O gesto do jovem foi recebido com emoção por numerosos vizinhos do vale de Benasque e montanhistas, depois de o desaparecimento da cruz original ter provocado uma profunda comoção ao confirmar-se que não tinha caído acidentalmente, mas que tinha sido eliminada intencionalmente.
Le Lagadec documentou a ascensão num vídeo publicado nas redes sociais. Juntamente com um amigo, iniciou a subida a partir dos Llanos del Hospital durante a madrugada e alcançou o cume do Aneto, situado a 3.404 metros de altitude, às 14:40 horas.
Uma cruz colocada sem apoio institucional
O jovem francês, natural do departamento de Tarn-et-Garonne, fabricou pessoalmente a cruz utilizando madeira de nogueira e gravou nela as suas iniciais. Após superar o Passo de Mahoma, colocou a estrutura no cume utilizando um piolet para a fixar provisoriamente na neve.
Le Lagadec explicou que tem intenção de regressar em breve para a assegurar melhor contra o vento e as condições extremas de alta montanha.
A iniciativa chamou especialmente a atenção porque o próprio jovem reconheceu ao jornal francês La Dépêche que começou a praticar montanhismo há apenas alguns meses.
A cruz do Aneto foi cortada deliberadamente
O desaparecimento da histórica cruz do Aneto não respondeu a causas naturais nem a um acidente. As investigações apontam para que uma ou várias pessoas subiram até ao cume equipadas com uma radial para cortar a estrutura de alumínio e a fazer desaparecer posteriormente.
A cruz, de mais de três metros de altura e cerca de cem quilos de peso, tinha sido reinstalada a 6 de agosto de 2025 depois de uma restauração integral que reforçou tanto a base como os ancoragens. Precisamente esse reforço descarta que pudesse desprender-se por efeito do vento ou das tempestades.
A Guarda Civil mantém aberta a investigação e a principal hipótese é que a estrutura foi cortada de forma intencional e posteriormente atirada montanha abaixo, possivelmente fragmentada para dificultar a sua localização.
As fortes nevadas registadas nas últimas semanas complicam enormemente as tarefas de busca.

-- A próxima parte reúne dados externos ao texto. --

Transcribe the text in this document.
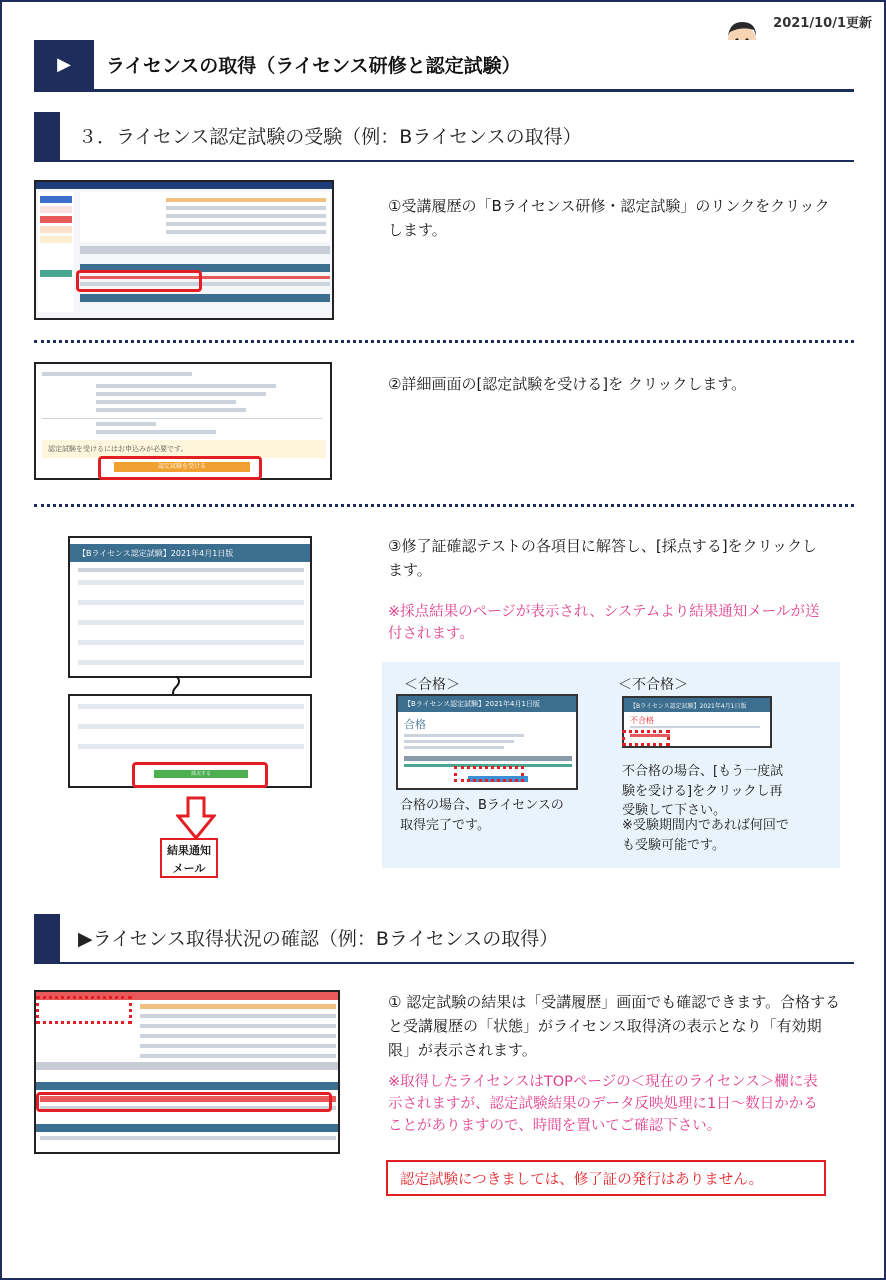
2021/10/1更新
▶	ライセンスの取得（ライセンス研修と認定試験）
３．ライセンス認定試験の受験（例：Bライセンスの取得）
①受講履歴の「Bライセンス研修・認定試験」のリンクをクリックします。
認定試験を受けるにはお申込みが必要です。
認定試験を受ける
②詳細画面の[認定試験を受ける]を クリックします。
【Bライセンス認定試験】2021年4月1日版
採点する
結果通知
メール
③修了証確認テストの各項目に解答し、[採点する]をクリックします。
※採点結果のページが表示され、システムより結果通知メールが送付されます。
＜合格＞	＜不合格＞
【Bライセンス認定試験】2021年4月1日版
合格
【Bライセンス認定試験】2021年4月1日版
不合格
合格の場合、Bライセンスの取得完了です。
不合格の場合、[もう一度試験を受ける]をクリックし再受験して下さい。
※受験期間内であれば何回でも受験可能です。
▶ライセンス取得状況の確認（例：Bライセンスの取得）
① 認定試験の結果は「受講履歴」画面でも確認できます。合格すると受講履歴の「状態」がライセンス取得済の表示となり「有効期限」が表示されます。
※取得したライセンスはTOPページの＜現在のライセンス＞欄に表示されますが、認定試験結果のデータ反映処理に1日～数日かかることがありますので、時間を置いてご確認下さい。
認定試験につきましては、修了証の発行はありません。
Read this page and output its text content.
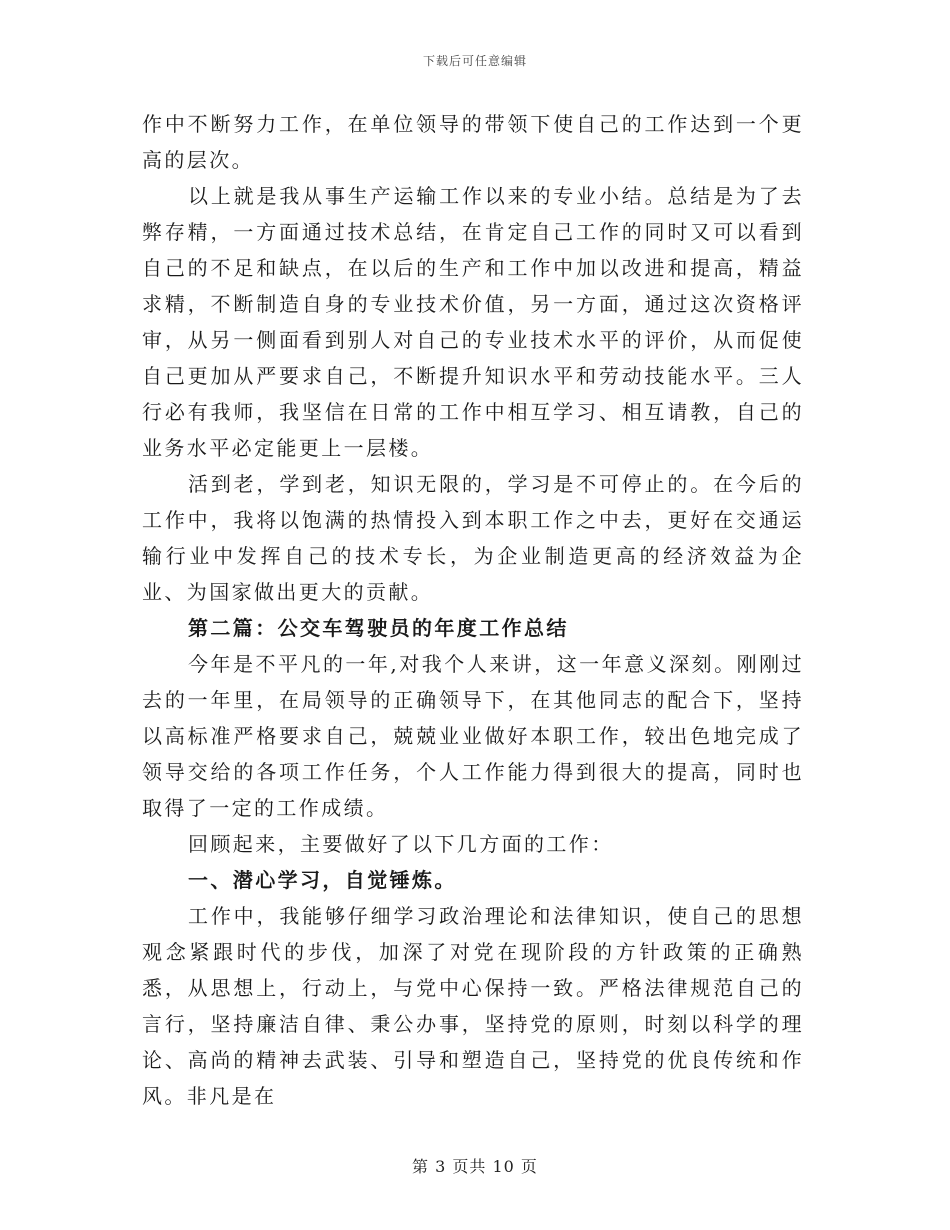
下载后可任意编辑

作中不断努力工作，在单位领导的带领下使自己的工作达到一个更高的层次。

以上就是我从事生产运输工作以来的专业小结。总结是为了去弊存精，一方面通过技术总结，在肯定自己工作的同时又可以看到自己的不足和缺点，在以后的生产和工作中加以改进和提高，精益求精，不断制造自身的专业技术价值，另一方面，通过这次资格评审，从另一侧面看到别人对自己的专业技术水平的评价，从而促使自己更加从严要求自己，不断提升知识水平和劳动技能水平。三人行必有我师，我坚信在日常的工作中相互学习、相互请教，自己的业务水平必定能更上一层楼。

活到老，学到老，知识无限的，学习是不可停止的。在今后的工作中，我将以饱满的热情投入到本职工作之中去，更好在交通运输行业中发挥自己的技术专长，为企业制造更高的经济效益为企业、为国家做出更大的贡献。

第二篇：公交车驾驶员的年度工作总结

今年是不平凡的一年,对我个人来讲，这一年意义深刻。刚刚过去的一年里，在局领导的正确领导下，在其他同志的配合下，坚持以高标准严格要求自己，兢兢业业做好本职工作，较出色地完成了领导交给的各项工作任务，个人工作能力得到很大的提高，同时也取得了一定的工作成绩。

回顾起来，主要做好了以下几方面的工作：

一、潜心学习，自觉锤炼。

工作中，我能够仔细学习政治理论和法律知识，使自己的思想观念紧跟时代的步伐，加深了对党在现阶段的方针政策的正确熟悉，从思想上，行动上，与党中心保持一致。严格法律规范自己的言行，坚持廉洁自律、秉公办事，坚持党的原则，时刻以科学的理论、高尚的精神去武装、引导和塑造自己，坚持党的优良传统和作风。非凡是在

第 3 页共 10 页
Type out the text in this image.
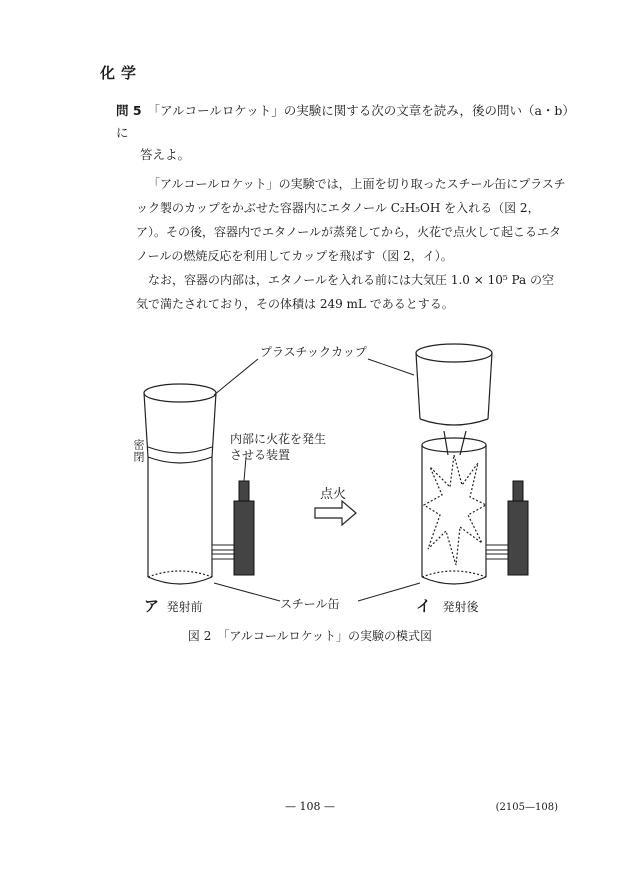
化学
問 5 「アルコールロケット」の実験に関する次の文章を読み，後の問い（a・b）に
答えよ。
「アルコールロケット」の実験では，上面を切り取ったスチール缶にプラスチック製のカップをかぶせた容器内にエタノール C₂H₅OH を入れる（図 2，ア）。その後，容器内でエタノールが蒸発してから，火花で点火して起こるエタノールの燃焼反応を利用してカップを飛ばす（図 2，イ）。
なお，容器の内部は，エタノールを入れる前には大気圧 1.0 × 10⁵ Pa の空気で満たされており，その体積は 249 mL であるとする。
プラスチックカップ
内部に火花を発生
させる装置
密閉
点火
スチール缶
ア 発射前	イ 発射後
図 2　「アルコールロケット」の実験の模式図
— 108 —	(2105—108)
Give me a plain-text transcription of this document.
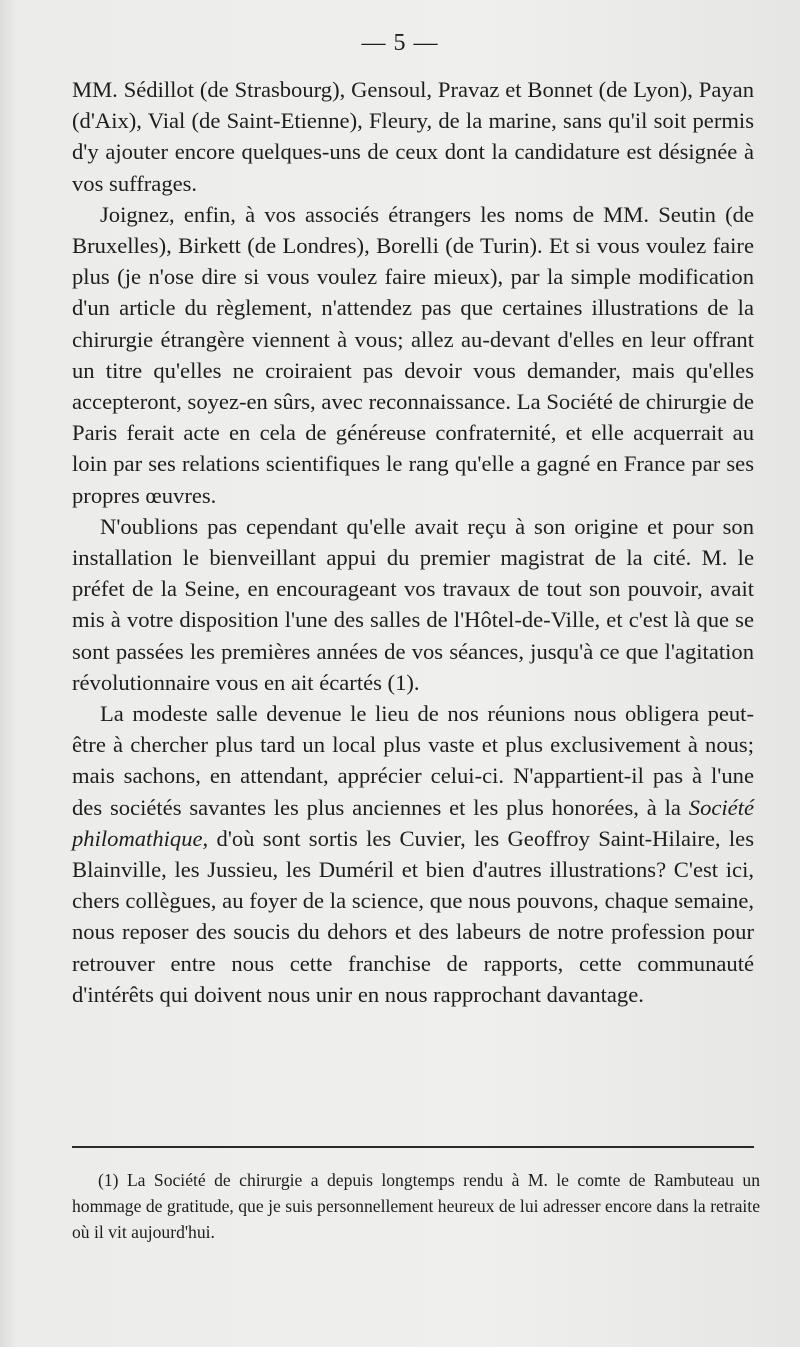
— 5 —

MM. Sédillot (de Strasbourg), Gensoul, Pravaz et Bonnet (de Lyon), Payan (d'Aix), Vial (de Saint-Etienne), Fleury, de la marine, sans qu'il soit permis d'y ajouter encore quelques-uns de ceux dont la candidature est désignée à vos suffrages.

Joignez, enfin, à vos associés étrangers les noms de MM. Seutin (de Bruxelles), Birkett (de Londres), Borelli (de Turin). Et si vous voulez faire plus (je n'ose dire si vous voulez faire mieux), par la simple modification d'un article du règlement, n'attendez pas que certaines illustrations de la chirurgie étrangère viennent à vous; allez au-devant d'elles en leur offrant un titre qu'elles ne croiraient pas devoir vous demander, mais qu'elles accepteront, soyez-en sûrs, avec reconnaissance. La Société de chirurgie de Paris ferait acte en cela de généreuse confraternité, et elle acquerrait au loin par ses relations scientifiques le rang qu'elle a gagné en France par ses propres œuvres.

N'oublions pas cependant qu'elle avait reçu à son origine et pour son installation le bienveillant appui du premier magistrat de la cité. M. le préfet de la Seine, en encourageant vos travaux de tout son pouvoir, avait mis à votre disposition l'une des salles de l'Hôtel-de-Ville, et c'est là que se sont passées les premières années de vos séances, jusqu'à ce que l'agitation révolutionnaire vous en ait écartés (1).

La modeste salle devenue le lieu de nos réunions nous obligera peut-être à chercher plus tard un local plus vaste et plus exclusivement à nous; mais sachons, en attendant, apprécier celui-ci. N'appartient-il pas à l'une des sociétés savantes les plus anciennes et les plus honorées, à la Société philomathique, d'où sont sortis les Cuvier, les Geoffroy Saint-Hilaire, les Blainville, les Jussieu, les Duméril et bien d'autres illustrations? C'est ici, chers collègues, au foyer de la science, que nous pouvons, chaque semaine, nous reposer des soucis du dehors et des labeurs de notre profession pour retrouver entre nous cette franchise de rapports, cette communauté d'intérêts qui doivent nous unir en nous rapprochant davantage.

(1) La Société de chirurgie a depuis longtemps rendu à M. le comte de Rambuteau un hommage de gratitude, que je suis personnellement heureux de lui adresser encore dans la retraite où il vit aujourd'hui.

Alguns pontos do maciço acumulam importantes espessuras de neve que poderiam ocultar completamente os restos.
Um símbolo cristão com mais de setenta anos de história
A cruz original foi instalada em agosto de 1951 por o Centre Excursionista de Catalunya para comemorar o 75.º aniversário da entidade. Dezenas de montanhistas espanhóis e franceses participaram então na subida da estrutura até ao cume do Aneto.
Com os anos, aquela cruz acabou por se tornar num dos símbolos mais reconhecíveis dos Pirenéus. Em 1956 foi adicionada uma imagem da Virgem do Pilar e posteriormente uma escultura de são Marcial, padroeiro de Benasque.
Durante décadas, a cruz acompanhou gerações de excursionistas e montanhistas como sinal visível de fé, memória e tradição numa das cimas mais emblemáticas da Espanha.